Fakat salgının şimdilik hayatlarımızı en çok etkileyen yönü evlerimizle olan ilişkilerimiz oldu sanırım. Bu hafta sonu İstanbul'dan yayılan görüntülerde evde vakit geçirmeyi pek de sevmeyen insanlar olduğumuz anlaşıldı. Piknik yerleri, sahiller, meydanlar insan kalabalıklarıyla doldu taştı. Sadece hastalık tehlikesini ciddiye almadıkları için böyle davrandıklarını düşünmüyorum insanların. Aynen İtalya'da olduğu gibi... Daha çok, yaşama biçimlerinin ev dışında oluşturulmuş olması asıl etken. Kuzey ülkeleri örneğin daha çok zorunlu olmaları sebebiyle evlerinde daha mutlu hayatlar kurabiliyorlar. Oysa Güney ülkeleri sıcağın elverdiği imkanları ve imkansızlıkları yüzünden yaşamlarının önemli bölümlerini ev dışında kuruyorlar. Bu kültürel-davranışsal kodları çabucak değiştirmek de pek kolay değil. Zaten toplumları kökten davranış değişikliklerine yönlendiren asıl şeyin zorunluluklar olduğunu düşünüyorum. Öyle tavsiyelerle, sitemlerle vs. köklü değişikliklere yol açabilmek mümkün olmuyor. İşte şayet Coronavirüs hayatlarımızı değiştirecekse, bizi değişime zorlayacağı için değiştirecek... Sevdiklerimizin ve kendimizin ölme ihtimalimizden daha güçlü bir zorlayıcılık da herhalde yoktur...
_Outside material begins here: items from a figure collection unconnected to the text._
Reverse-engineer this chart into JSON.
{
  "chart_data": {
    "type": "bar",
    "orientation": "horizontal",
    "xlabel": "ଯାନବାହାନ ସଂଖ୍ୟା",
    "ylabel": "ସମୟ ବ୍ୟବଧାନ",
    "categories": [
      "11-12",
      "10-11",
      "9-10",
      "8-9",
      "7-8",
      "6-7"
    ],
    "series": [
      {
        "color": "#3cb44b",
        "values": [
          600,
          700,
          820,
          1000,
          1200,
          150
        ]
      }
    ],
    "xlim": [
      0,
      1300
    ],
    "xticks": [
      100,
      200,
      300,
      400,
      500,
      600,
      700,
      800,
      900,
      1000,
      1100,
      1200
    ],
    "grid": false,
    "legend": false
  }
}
Şimdilik virüsün bizi zorladığı en önemli değişiklik, zamanlarımızın çoğunu evlerimizde geçirmemiz. Bu gereklilik ne kadar sürer, virüsü yensek de bu değişim etkisini üzerimizde kalıcı kılar mı bilemiyoruz. Fakat belirsiz bir süre de olsa şayet zorunlu isek, evlerimizi sevmeyi deneyebiliriz...

Bunun için ev hayatlarımızı yeniden düzenlememiz gerekebilir. İlgi alanlarımıza göre teknolojik, mekansal vs. düzenlemeler yapabiliriz.